Checklist — what to prepare for an audit (PE.L2-3.10.1)
- Documented CUI inventory and physical scope diagram (map of zones and where CUI lives) — evidence: diagram PDF and inventory spreadsheet.
- Physical Access Policy & Procedures — evidence: signed policy document and procedures for escorting, key management, badge issuance.
- Access control hardware in place for secure zones — evidence: photos, procurement invoices, device list with firmware versions.
- Door reader logs showing badge ID, timestamp, and door ID — evidence: exported logs for a sample period.
- Visitor management records and escort logs — evidence: sign-in sheets or electronic visitor log exports.
- Badge issuance and revocation records tied to HR events — evidence: onboarding/offboarding tickets and access change logs.
- Key and physical token inventory (who holds keys) — evidence: signed key assignment forms or ledger.
- CCTV placement and retention evidence — evidence: recorded clip, camera placement diagram, retention policy.
- Periodic access reviews and corrective action logs — evidence: review spreadsheets and change tickets.
- Server rack and media storage locks, and media handling procedures — evidence: photos and media chain-of-custody forms.
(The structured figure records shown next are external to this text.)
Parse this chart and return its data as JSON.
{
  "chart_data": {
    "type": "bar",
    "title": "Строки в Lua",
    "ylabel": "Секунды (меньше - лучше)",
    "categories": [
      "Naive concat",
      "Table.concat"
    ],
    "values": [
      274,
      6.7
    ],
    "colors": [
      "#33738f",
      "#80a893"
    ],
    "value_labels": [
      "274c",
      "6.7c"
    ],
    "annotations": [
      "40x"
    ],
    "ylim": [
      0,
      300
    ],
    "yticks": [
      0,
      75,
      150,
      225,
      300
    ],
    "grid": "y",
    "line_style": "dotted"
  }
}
- Training records for physical security and CUI handling — evidence: training attendance lists, slides or sign-offs.
- Incident logs for physical security events and follow-up actions — evidence: incident report and remediation tickets.
- Maintenance records for physical security devices (battery changes, firmware updates) — evidence: maintenance schedule and completed tasks.
- Integration proof between identity system and access control (if used) — evidence: configuration screenshots, API/SCIM rules.
Common pitfalls, risks, and compliance tips
Risks of not implementing these controls include unauthorized access and exfiltration of CUI, loss of contracts, regulatory fines, and reputational damage. Common small-business pitfalls: not scoping CUI (so controls are misapplied), failing to revoke access promptly after termination, relying solely on physical locks without logging, and not retaining evidence for the auditor’s required timeframe. Tips: automate badge revocation with HR-driven workflows, schedule recurring access reviews in your calendar system, keep a single “evidence index” document that points to each artifact an auditor will request, and conduct a mock audit quarterly to find gaps.
In summary, meeting PE.L2-3.10.1 requires a focused mix of scoping, policy, technical controls, and operational discipline — all documented and measurable. For small businesses, prioritize identifying where CUI lives, implementing low-cost but auditable access controls, integrating access changes with HR, and keeping a compact evidence package (policy, logs, visitor records, access reviews, and camera snapshots). Follow the checklist above, run regular reviews, and you’ll be well-prepared to demonstrate compliance to auditors and protect your organization’s CUI.